For a (much more) elaborate expansion on this, see the book Drive by Daniel H. Pink.

3 comments

All this musk-style motivation 101 BS is direct from the CIA's manual on domestic espionage - frustration from within.

The means define the ends. If you treat people like shit, or as morons who need BS pressure techniques, you'll get a demoralised company.

Treat people well, set them clear targets and say it without fluff when they're slacking. If you can't tell somebody they're not good enough, you cannot help them to be good enough. None of this psychobabble BS where you're constantly second-guessing in a failed attempt to retain them on the rat-race for the rest of their life. Stop building ratrace companies.

> Stop building ratrace companies

They build rat-races because they are all still rats at heart. Endemic crisis of leadership and vision bred men who cannot think outside the maze. No amount of climbing extended their horizons or released them from slavery to money and the misery it brings.

> released them from slavery to money and the misery it brings

Good point. I often wonder what motivates a billionaire to keep making more money.
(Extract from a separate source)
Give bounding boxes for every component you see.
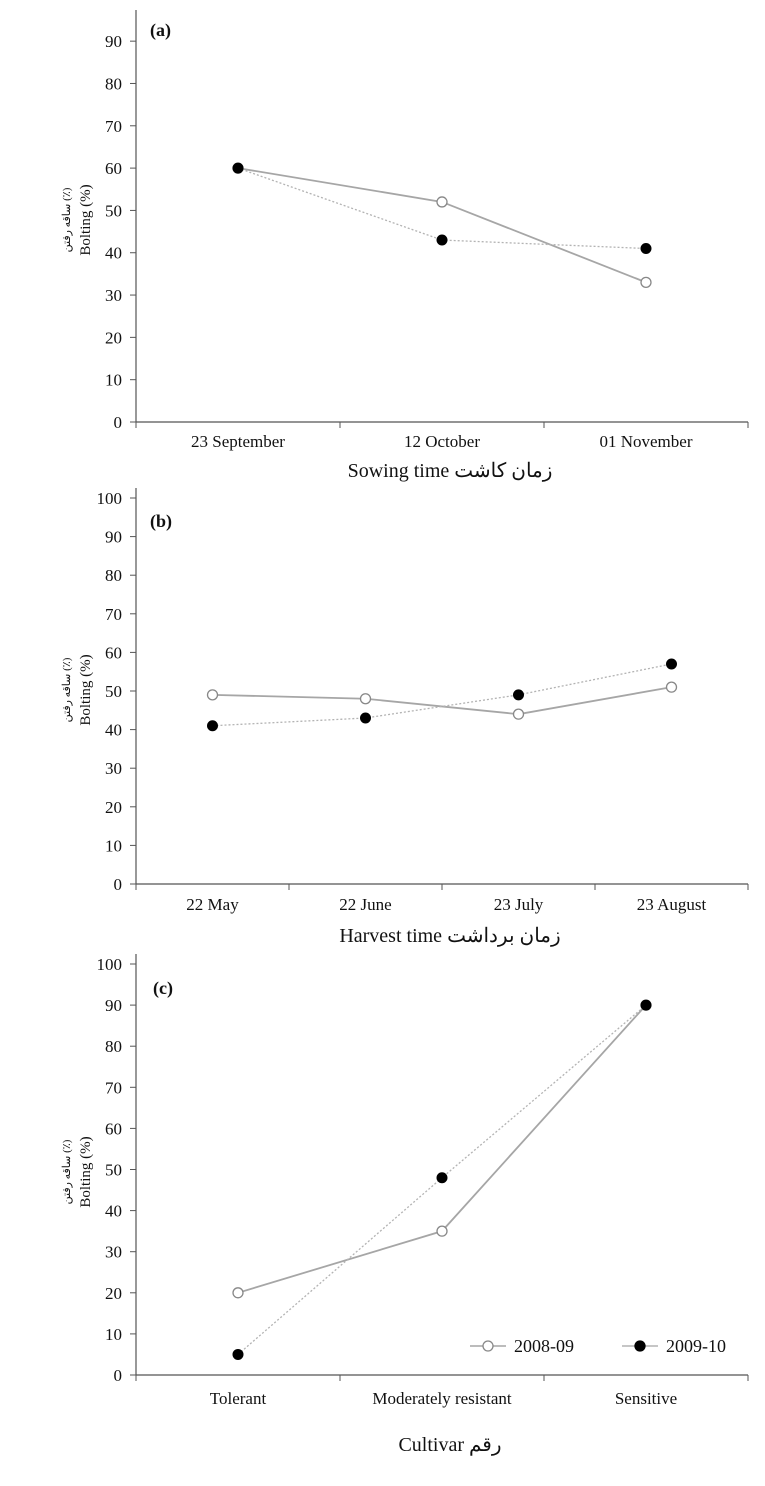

For most it seems like ego, greed, and inability to rethink their life. I suppose they climbed so high by being relentless and not stopping. This is what makes the example of Yvon Chouinard so interesting.

You are putting words in my mouth. Pressure can be as simple as a deadline.
The vast majority of open source done in peoples free time is unfinished and at best of limited use. The serious projects very often have payed developers. The good ones done by unpaid developers have some pressure in terms of expectations by their community or the developers put pressure on themselves to achieve some self goal.
You are quite right that open source done purely in free time usually takes much longer to be "finished" but that is more a question of the time available to spend on it than absence of pressure.

OSS projects that have paid developers often manage to avoid much of the pressure that occurs in closed source.

Some OSS projects like the kernel manage to harness companies as way of funding full time developers without giving them too much say in details or deadlines. A feature ships in Linux when it is ready and accepted by the maintainers and Linus not when some manager says it has to ship.

Of course this works far better for large projects that are essentially a "commons" like the kernel, less so for open source projects where most of the developers work for a single company.

OSS projects are also prone to leadership issues and tend to have "good ol boys" clubs. It's utlimately human nature, OSS or not. See Linus Torvals or some of the things that went on in Rust community. Also, StackOverflow mods that volunteer their free time have so many issues. Wikipedia editors and Reddit moderators. Same.

Putting a OSS lipstick isn't doing any favors to understanding the human nature and how to create a good governance model to keep people happy. I suspect this is never going to be "solved", only solved in one person's views or ideological bias.

We barely recently got decent open source computers (but not smartphones), now try to imagine a GPL car...

That said it wouldn't it be cool have some sort of open source VW Bug. Stainless steel cyberbug, EV for the people. Low tech, curb lasts whole century, ubiquitous parts.

> That said it wouldn't it be cool have some sort of open source VW Bug. Stainless steel cyberbug, EV for the people. Low tech, curb lasts whole century, ubiquitous parts.

AWS would just fork it, package it as a SaaS, give nothing back to the project and it would then slowly atrophy and cease to exist.